11) Wer radikalisiert, verliert
Die Grünen sind auf dem Weg, mit der Bundestagswahl 2021 offiziell eine von zwei führenden politischen Kräften der liberaldemokratischen Mitte in Deutschland zu werden. [...] Was uns zu den 31 Kilometern der Autobahn 49 im schwarz-grün regierten Hessen bringt, die eine Bundesregierung vor Jahren beschlossen hat. Es ist der Job von Aktivistinnen, symbolpolitisch zu dramatisieren. Es ist auch richtig, dass diese Transformation von wertvollem Mischwald in Straße symbolisch dafür steht, dass wir im Moment alles tun, um das Pariser Klimaabkommen auf keinen Fall einzuhalten. Es ist nicht richtig, dass sich hier die Mobilitätswende entscheidet oder gar die Zukunft. Strategisch gesehen besteht die Idee von Fridays for Future und ihren Spindoktoren darin, die Grünen für den Straßenbau verantwortlich zu machen und dadurch zu „radikalerer“ Klimapolitik zu bringen. Das gipfelt häufig in dem 08/15-Ressentiment, es sei inhaltlich egal, ob die CDU oder die Grünen regierten. Siehe Hessen. Siehe Kretschmann. [...] Mir erschließt sich die Logik nicht, durch exklusiven Druck auf die klimapolitisch noch ambitionierteste Partei alle dazu zu bringen, 1,5 Grad-Politik anzubieten, wie es ja das Ziel von Fridays ist. Warum sollte das Vorführen der Grünen die CDU oder SPD läutern oder deren Wähler umdenken lassen? Wie sollten sich verlorene Stimmen für „Klimalisten“ nach der Wahl positiv auf einen ökologisch geprägten Koalitionsvertrag auswirken? [...] Falls die Klimapolitikbewegung aber nur sich selbst radikalisiert, wird auch sie im elitären Nirvana routinierter Berufsbesserwisser enden. Dann verlieren alle. (Peter Unfried, taz)

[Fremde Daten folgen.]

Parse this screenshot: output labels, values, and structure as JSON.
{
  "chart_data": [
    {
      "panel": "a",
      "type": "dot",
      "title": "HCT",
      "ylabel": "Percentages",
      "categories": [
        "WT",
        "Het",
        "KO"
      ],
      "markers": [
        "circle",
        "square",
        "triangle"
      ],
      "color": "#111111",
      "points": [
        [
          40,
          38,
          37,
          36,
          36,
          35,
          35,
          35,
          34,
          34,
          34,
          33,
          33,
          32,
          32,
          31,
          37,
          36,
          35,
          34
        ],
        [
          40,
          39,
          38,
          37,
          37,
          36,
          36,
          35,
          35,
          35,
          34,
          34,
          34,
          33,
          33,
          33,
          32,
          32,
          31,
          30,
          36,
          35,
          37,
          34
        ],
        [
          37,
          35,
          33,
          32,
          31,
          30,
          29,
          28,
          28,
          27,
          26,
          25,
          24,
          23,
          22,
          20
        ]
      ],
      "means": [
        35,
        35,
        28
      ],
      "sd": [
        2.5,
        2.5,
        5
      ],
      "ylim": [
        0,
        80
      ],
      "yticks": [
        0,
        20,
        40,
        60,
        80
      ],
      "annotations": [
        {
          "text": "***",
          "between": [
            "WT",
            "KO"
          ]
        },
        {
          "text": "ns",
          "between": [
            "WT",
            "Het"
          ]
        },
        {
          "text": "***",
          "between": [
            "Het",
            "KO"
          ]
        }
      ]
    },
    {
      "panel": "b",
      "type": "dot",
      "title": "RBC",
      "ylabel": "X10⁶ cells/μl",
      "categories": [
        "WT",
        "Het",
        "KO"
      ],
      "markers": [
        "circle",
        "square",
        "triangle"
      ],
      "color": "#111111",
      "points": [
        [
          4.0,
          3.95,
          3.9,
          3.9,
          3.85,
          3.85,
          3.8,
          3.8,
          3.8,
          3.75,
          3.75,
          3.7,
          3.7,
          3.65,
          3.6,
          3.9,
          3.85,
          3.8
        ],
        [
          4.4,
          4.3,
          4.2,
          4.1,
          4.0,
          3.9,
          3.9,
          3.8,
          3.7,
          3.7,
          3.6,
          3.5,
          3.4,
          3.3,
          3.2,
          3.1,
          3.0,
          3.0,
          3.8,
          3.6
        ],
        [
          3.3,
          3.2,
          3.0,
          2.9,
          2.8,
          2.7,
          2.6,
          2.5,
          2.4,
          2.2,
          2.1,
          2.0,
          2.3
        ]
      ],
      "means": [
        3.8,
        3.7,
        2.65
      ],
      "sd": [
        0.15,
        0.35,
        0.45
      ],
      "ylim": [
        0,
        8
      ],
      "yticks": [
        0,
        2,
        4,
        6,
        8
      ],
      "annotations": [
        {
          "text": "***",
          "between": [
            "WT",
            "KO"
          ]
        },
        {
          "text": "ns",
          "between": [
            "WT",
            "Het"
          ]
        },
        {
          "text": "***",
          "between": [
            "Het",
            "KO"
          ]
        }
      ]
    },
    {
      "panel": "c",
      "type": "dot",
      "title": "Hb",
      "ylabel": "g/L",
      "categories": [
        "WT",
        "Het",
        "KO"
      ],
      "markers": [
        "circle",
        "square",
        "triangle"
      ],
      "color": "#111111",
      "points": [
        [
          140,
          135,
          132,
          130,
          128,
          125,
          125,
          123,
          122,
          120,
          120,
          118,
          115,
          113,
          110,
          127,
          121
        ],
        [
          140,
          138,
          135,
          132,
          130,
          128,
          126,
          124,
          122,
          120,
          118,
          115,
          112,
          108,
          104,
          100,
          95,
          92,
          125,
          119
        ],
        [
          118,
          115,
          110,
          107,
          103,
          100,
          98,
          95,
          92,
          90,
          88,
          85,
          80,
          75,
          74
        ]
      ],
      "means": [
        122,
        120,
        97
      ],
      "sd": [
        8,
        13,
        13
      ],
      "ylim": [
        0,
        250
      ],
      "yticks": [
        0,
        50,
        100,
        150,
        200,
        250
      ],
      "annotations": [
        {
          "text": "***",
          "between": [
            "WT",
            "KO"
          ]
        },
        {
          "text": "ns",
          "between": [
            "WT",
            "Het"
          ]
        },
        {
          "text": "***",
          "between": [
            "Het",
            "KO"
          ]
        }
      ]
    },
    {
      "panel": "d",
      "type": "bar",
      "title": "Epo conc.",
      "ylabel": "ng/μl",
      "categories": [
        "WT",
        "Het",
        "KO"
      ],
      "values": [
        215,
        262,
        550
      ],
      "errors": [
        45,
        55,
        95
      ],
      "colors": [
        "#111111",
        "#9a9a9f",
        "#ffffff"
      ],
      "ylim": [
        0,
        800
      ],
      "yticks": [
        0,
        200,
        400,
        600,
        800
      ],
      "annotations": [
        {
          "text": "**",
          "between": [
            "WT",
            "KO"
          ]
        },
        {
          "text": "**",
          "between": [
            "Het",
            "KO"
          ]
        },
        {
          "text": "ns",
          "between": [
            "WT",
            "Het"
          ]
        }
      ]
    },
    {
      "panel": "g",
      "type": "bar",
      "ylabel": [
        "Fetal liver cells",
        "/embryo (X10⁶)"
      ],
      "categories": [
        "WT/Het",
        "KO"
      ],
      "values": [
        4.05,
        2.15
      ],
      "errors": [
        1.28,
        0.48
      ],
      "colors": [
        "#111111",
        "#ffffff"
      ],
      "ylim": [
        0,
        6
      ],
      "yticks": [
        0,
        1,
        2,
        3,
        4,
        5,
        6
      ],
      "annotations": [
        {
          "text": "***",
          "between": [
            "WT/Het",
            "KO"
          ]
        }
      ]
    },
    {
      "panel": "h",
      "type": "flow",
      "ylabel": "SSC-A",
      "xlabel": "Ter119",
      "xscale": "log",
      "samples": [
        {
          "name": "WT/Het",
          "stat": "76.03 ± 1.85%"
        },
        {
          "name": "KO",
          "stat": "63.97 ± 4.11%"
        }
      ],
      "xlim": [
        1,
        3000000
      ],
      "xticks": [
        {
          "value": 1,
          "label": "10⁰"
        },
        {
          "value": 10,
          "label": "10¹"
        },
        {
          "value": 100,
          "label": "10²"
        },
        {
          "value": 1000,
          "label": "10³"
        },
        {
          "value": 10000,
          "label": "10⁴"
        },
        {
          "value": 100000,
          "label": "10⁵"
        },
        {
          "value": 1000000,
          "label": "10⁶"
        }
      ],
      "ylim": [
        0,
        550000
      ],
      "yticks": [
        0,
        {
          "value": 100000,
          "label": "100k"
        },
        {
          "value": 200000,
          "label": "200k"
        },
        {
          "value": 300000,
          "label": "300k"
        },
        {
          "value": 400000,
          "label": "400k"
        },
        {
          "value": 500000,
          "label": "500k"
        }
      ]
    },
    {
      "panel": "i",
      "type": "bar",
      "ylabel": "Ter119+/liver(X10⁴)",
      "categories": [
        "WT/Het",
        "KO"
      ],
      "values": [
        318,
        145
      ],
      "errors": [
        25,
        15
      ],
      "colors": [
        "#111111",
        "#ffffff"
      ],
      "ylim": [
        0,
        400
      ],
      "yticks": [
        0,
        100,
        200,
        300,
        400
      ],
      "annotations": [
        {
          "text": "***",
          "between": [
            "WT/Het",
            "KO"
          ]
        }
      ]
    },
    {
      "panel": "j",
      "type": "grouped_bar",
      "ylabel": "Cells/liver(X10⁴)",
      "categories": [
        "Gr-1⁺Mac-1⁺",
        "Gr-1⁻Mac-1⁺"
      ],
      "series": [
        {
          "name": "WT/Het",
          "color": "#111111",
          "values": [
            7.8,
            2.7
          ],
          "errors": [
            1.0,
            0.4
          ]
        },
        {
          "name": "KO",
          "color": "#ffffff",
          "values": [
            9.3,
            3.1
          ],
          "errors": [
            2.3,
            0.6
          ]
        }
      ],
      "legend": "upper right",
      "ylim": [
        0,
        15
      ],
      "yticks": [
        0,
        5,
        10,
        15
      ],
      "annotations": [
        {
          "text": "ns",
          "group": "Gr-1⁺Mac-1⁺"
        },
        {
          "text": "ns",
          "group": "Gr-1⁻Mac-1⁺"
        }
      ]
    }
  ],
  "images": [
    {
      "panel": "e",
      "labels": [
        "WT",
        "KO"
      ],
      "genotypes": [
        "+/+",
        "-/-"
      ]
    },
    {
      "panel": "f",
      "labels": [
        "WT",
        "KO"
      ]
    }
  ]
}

Einmal mehr im Interesse der ideologischen Nachbarschaft: Ja, Unfried hat völlig Recht. Radikalisierung ist, trotz der Dringlichkeit der Lage, nicht hilfreich. Fridays For Future kann mit seinen Anliegen nur mit, nicht gegen die Grünen erfolgreich sein. Noch jede Aktivistenbewegung war mit der Zögerlichkeit und Moderierung des ihr nächstliegenden parlamentarischen Arms frustriert, ob das die BürgerrechtlerInnen der 1960er Jahre mit den progressiven Parteien waren oder die Reaktionären mit den konservativen Parteien. Jedes Mal, wenn sie diese als ihre Hauptgegner ausmachen, verlieren sie. Es profitiert IMMER der jeweilige Gegner. Wenden sich die KlimaaktivistInnen vorrangig gegen die Grünen, werden Parteien siegen, deren Politik mit Sicherheit noch schlimmer ist als die grüne Konsenssoße.